I was reading a proof for a proposition about winding numbers under perturbation, and ultimately it came down to saying $$n(\beta,0)=n(\alpha,0)+n(\gamma,0)$$ where $\beta(t)=\alpha(t)\gamma(t)$, and $\alpha,\gamma,\beta: [a,b]\rightarrow \mathbb{C}$ are curves in the complex plane.
Its `proof' of this was that "the argument of a product is the sum of the arguments." Taking Ahlfors viewpoint that the winding number not be defined with regards to the argument, I wanted to prove this result more generally using the definition: $$n(\gamma,w)=\frac{1}{2\pi i}\int_\gamma{\frac{dz}{z-w}}$$ where $\gamma$ is a piecewise continuously-differentiable curve not containing $w$ in its image.
I first proved it for when $w=0$, which is quite easy. See the end for this proof.

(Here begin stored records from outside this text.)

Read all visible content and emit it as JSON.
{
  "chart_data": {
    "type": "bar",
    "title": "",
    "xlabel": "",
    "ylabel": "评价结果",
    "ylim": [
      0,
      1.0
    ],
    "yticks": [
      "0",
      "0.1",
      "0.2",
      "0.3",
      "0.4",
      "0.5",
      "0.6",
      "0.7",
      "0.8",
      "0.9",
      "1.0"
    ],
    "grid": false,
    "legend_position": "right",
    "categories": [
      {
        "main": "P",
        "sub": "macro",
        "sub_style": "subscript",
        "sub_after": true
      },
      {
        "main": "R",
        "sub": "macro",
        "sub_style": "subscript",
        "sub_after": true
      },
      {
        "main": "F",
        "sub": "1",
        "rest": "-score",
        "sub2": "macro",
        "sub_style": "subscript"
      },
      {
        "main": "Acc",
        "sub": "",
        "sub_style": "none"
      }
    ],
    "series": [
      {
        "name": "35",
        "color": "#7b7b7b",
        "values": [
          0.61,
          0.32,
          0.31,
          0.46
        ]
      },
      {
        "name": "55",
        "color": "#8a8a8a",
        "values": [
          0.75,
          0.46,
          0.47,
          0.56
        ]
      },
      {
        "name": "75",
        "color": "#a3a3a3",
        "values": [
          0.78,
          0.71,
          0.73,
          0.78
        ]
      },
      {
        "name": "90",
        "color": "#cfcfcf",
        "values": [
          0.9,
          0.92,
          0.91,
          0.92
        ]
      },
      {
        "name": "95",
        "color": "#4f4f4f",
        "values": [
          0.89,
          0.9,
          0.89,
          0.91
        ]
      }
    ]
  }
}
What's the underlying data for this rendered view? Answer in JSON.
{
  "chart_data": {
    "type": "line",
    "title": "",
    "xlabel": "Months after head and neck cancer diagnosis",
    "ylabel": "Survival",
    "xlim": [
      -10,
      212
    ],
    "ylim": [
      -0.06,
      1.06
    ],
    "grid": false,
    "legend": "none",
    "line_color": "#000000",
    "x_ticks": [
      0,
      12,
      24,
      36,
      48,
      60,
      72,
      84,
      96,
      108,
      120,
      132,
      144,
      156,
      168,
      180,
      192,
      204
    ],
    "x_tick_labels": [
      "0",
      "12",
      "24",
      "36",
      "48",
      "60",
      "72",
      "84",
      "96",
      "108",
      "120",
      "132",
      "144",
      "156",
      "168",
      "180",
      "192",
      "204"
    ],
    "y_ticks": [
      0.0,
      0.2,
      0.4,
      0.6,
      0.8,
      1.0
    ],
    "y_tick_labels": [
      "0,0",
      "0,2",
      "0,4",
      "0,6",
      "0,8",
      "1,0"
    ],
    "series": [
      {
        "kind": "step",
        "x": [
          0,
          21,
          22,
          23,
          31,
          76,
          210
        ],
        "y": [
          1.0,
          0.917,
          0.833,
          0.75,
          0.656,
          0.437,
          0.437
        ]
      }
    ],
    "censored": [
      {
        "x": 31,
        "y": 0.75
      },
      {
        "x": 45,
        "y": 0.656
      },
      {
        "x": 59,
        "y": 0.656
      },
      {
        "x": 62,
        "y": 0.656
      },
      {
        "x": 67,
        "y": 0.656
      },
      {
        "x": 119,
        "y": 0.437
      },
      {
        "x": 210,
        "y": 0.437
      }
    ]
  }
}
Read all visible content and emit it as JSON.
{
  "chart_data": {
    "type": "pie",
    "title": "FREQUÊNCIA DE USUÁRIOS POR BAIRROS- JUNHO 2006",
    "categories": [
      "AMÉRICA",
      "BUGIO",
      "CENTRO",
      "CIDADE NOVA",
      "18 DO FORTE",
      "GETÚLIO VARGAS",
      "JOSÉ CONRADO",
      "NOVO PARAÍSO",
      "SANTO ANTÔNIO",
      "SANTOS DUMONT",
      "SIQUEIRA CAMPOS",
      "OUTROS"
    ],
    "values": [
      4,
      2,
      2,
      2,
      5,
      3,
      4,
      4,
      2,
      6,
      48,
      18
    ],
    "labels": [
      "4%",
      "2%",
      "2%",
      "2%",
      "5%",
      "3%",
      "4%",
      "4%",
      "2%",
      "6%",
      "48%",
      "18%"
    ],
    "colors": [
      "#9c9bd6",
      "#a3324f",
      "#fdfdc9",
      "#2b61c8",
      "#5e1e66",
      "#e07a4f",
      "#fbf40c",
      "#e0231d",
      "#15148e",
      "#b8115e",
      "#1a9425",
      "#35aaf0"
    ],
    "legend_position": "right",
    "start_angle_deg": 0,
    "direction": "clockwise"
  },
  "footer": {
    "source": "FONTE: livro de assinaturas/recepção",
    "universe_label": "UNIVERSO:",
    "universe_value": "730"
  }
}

- Does this result actually hold true in the general case where $w$ is arbitrary? That is:
For $\alpha,\beta$ piecewise continuously differentiable closed curves $\alpha,\beta:[a,b]\rightarrow \mathbb{C}$ and $w$ not in the images of either $\alpha,\beta$, we define $\gamma:[a,b]\rightarrow \mathbb{C}$ by $\gamma(t)=\alpha(t)\beta(t)$. Then $$n(\gamma,w)=n(\alpha,w)+n(\beta,w).$$
- Is there a way to reduce it to the case where $w=0$?
Proof for $w=0$: Given $\alpha, \beta:[a,b]\rightarrow \mathbb{C}$ with 0 not in their images and piecewise continuously-differentiable, I define a curve $\gamma$ defined by $\gamma(t)=\alpha(t)\beta(t)$ for $t\in [a,b]$. Now, since this is product of piecewise continuously-differentiable closed, $\gamma$ is also piecewise continuously-differentiable closed, with derivative $\alpha'\beta+\alpha\beta'$.
Now, $n(\gamma,0)$ is defined since if there exists a $t\in [a,b]$ such that $\gamma(t)=0$, then $0=\alpha(t)\beta(t)$, and it follows that 0 is an element of the image of at least one of $\alpha,\beta$, contrary to assumption.
Next, we compute the following: $$\int_\gamma{\frac{dz}{z}}=\int_a^b{\frac{\gamma'}{\gamma}dt}=\int_a^b{\frac{\alpha'\beta+\alpha\beta'}{\alpha\beta}dt}=\int_a^b{\frac{\alpha'}{\alpha}dt}+\int_a^b{\frac{\beta'}{\beta}dt}$$ from which it follows that $$n(\gamma,0)=n(\alpha,0)+n(\beta,0)$$ by dividing by $2\pi i$.
Now, my hope was to reduce the general case when $w$ is arbitrary to the above case when $w=0$. The 'obvious' approach is to translate everything by $-w$, moving $w$ to the origin and $\alpha(t),\beta(t)$ to $\alpha(t)-w,\beta(t)-w$. However, this clearly does not preserve products, since then $(\alpha-w)(\beta-w)=\alpha\beta-w(\alpha+\beta)+w^2$, which is clearly not $\alpha\beta-w$. Moreover, $(\alpha-w)(\beta-w)$ has derivative equal to $\alpha'\beta+\alpha\beta'-w(\alpha'+\beta')$, and at least it doesn't seem to me that it is true that $$\int_a^b{\frac{\alpha'\beta+\alpha\beta'-w(\alpha'+beta')}{\alpha\beta-w(\alpha+\beta)+w^2}dt}=\int_a^b{\frac{\alpha'\beta +\alpha\beta'}{\alpha\beta-w}dt}$$
No. The fact that we use multiplication makes $0$ a special element of the space. For a counterexample, take $\alpha(t)=2e^{it}$, $\beta(t)=3e^{it}$ and $w=5$. Then $\gamma(t) = 6e^{2it}$, hence $n(\gamma, w)=2$. But $n(\alpha,w)=n(\beta,w)=0$.